Where Has Poor Mickey Gone? is a 1964 second feature British horror film directed by Gerry Levy and starring Warren Mitchell, John Malcolm, Raymond Armstrong, John Challis and Christopher Robbie. It was written by Levy (as Peter Marcus). When harassed by a group of young thugs, a magician takes his revenge.

==Plot==
Young tearaways Mick, Ginger and Tim, together with posh hanger-on Kip, are thrown out of a Soho jazz club for rowdy behaviour. Looking for more kicks, they first attack a courting couple, and then barge into the workshop of Emilio Dinelli, maker of fairground paraphernalia.

The youths terrorise and humiliate Dinelli. They play, then smash up, a football-themed pinball machine. Discovering that Dinelli used to be a stage magician, they force him to entertain them. He unveils his invisibility cabinet. One by one Kip, Ginger and Mick enter the cabinet and they each disappear. Tim panics and runs into the street, returning with the police, who do not believe his claim that his mates have simply vanished into thin air. Dinelli laughs as he shuts up his workshop and leaves. As the camera pans across the darkened empty workshop, we see the faces of the three missing boys on the paddles of the football game.

==Cast==
- Warren Mitchell as Emilio Dinelli
- John Malcolm as Mick
- Raymond Armstrong as Ginger
- John Challis as Tim
- Christopher Robbie as Kip
- Karol Hagar as the girl
- Joseph Cook as the boy
- Vincent Shaw as first bouncer
- Tommy Eytle as second bouncer
- Philip Newman as first detective
- Kenneth Laird as second detective

==Music==
The title song, which plays at the beginning and end of the film, was composed and sung by Ottilie Patterson, accompanied by Chris Barber (bass), Eddie Smith (banjo), Graham Burbidge (drums) and Sonny Boy Williamson (harmonica).

==Critical reception ==
The Monthly Film Bulletin wrote: "Mainly confined to one set and obviously economically made, this is a fairly successful attempt to do something different with the low-budget second feature. Although naive, and often technically unsure of itself, within its terms of reference it is quite intriguing and satisfying once it gets into its stride. The macabre final developments build up into a rare equivalent to what is inaccurately known as the ghost story, introducing an idea which is almost – but not quite – worthy of M. R. James. On the other hand, it is not difficult to detect the outcome fairly early on because the script itself, far from masking it, dwells on a significant detail too lengthily and heavily, besides introducing a give-away macabre touch too soon."

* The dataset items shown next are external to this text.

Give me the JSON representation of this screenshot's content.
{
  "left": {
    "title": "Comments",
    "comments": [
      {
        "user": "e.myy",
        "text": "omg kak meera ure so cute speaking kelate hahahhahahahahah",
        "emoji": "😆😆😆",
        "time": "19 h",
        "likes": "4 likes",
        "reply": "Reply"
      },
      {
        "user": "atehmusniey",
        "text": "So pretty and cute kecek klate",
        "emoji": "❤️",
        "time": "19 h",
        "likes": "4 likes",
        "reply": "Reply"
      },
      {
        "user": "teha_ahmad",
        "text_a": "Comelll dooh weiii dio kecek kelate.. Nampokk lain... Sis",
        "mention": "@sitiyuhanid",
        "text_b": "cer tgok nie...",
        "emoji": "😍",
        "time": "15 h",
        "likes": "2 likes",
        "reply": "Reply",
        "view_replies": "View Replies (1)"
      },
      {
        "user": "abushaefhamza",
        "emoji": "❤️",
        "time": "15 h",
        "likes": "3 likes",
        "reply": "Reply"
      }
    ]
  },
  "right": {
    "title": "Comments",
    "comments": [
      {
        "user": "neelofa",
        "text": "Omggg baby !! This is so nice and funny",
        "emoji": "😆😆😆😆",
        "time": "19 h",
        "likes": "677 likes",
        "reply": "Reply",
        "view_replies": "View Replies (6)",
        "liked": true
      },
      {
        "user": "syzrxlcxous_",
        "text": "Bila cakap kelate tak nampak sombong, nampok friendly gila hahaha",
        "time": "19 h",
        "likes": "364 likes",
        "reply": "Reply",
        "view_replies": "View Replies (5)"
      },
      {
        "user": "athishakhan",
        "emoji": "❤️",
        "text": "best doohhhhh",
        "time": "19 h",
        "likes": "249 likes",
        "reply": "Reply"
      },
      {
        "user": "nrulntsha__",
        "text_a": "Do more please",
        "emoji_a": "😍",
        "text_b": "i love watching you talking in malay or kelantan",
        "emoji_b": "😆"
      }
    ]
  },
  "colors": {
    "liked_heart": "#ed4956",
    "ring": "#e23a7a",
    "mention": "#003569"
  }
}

Variety said: "It lacks punch as an essay in the macabre. Its straggling script has some down-to-earth saltiness. Warren Mitchell ... gives a professional performance and John Malcolm as Mick, chief of the layabouts, is a podgy offbeat character who may do well as a character actor. But these are about all the bouquets that can be tossed to this misfire. Malcolm leads a little gang of streetcorner roughs and they set out in search of mischief. ...The film really starts when they break into the premises to find that it is the workshop of a stage magician who makes novelty sideshows for carnivals. Only Mitchell as the magician provides a performance that creates the intended atmosphere."

Neil Mitchell wrote for the BFI: "Where Has Poor Mickey Gone? is a genuinely oddball British B-movie. Initially released as the bottom half of a double bill with Paolo Heusch’s retitled 1961 Italian horror I Married a Werewolf, Levy’s tale of the supernatural plays out like an extended episode of Tales of the Unexpected. ... In this bizarre blend of juvenile delinquent movie and fantasy chiller, things go badly wrong for the proto-Droogs as Warren Mitchell’s magician, Emilio Dinelli, takes macabre revenge on the troublemakers. Bookended by Irish Blues singer Ottilie Patterson’s striking theme tune, Levy’s tale casts Soho as a dangerous, otherworldly location."

Critic Kim Newman wrote: "Mitchell, an all-purpose ethnic performer who specialised in playing older than his years, was months away from being cast as Alf Garnett, and goes the whole hog as the putupon, vengeful little man – it’s a shame Levy didn’t stretch to a more elaborate magic show revenge scene ... but perhaps the drab, small nature of the comeuppance is appropriate for the low-budget, low-rent feel of the whole thing."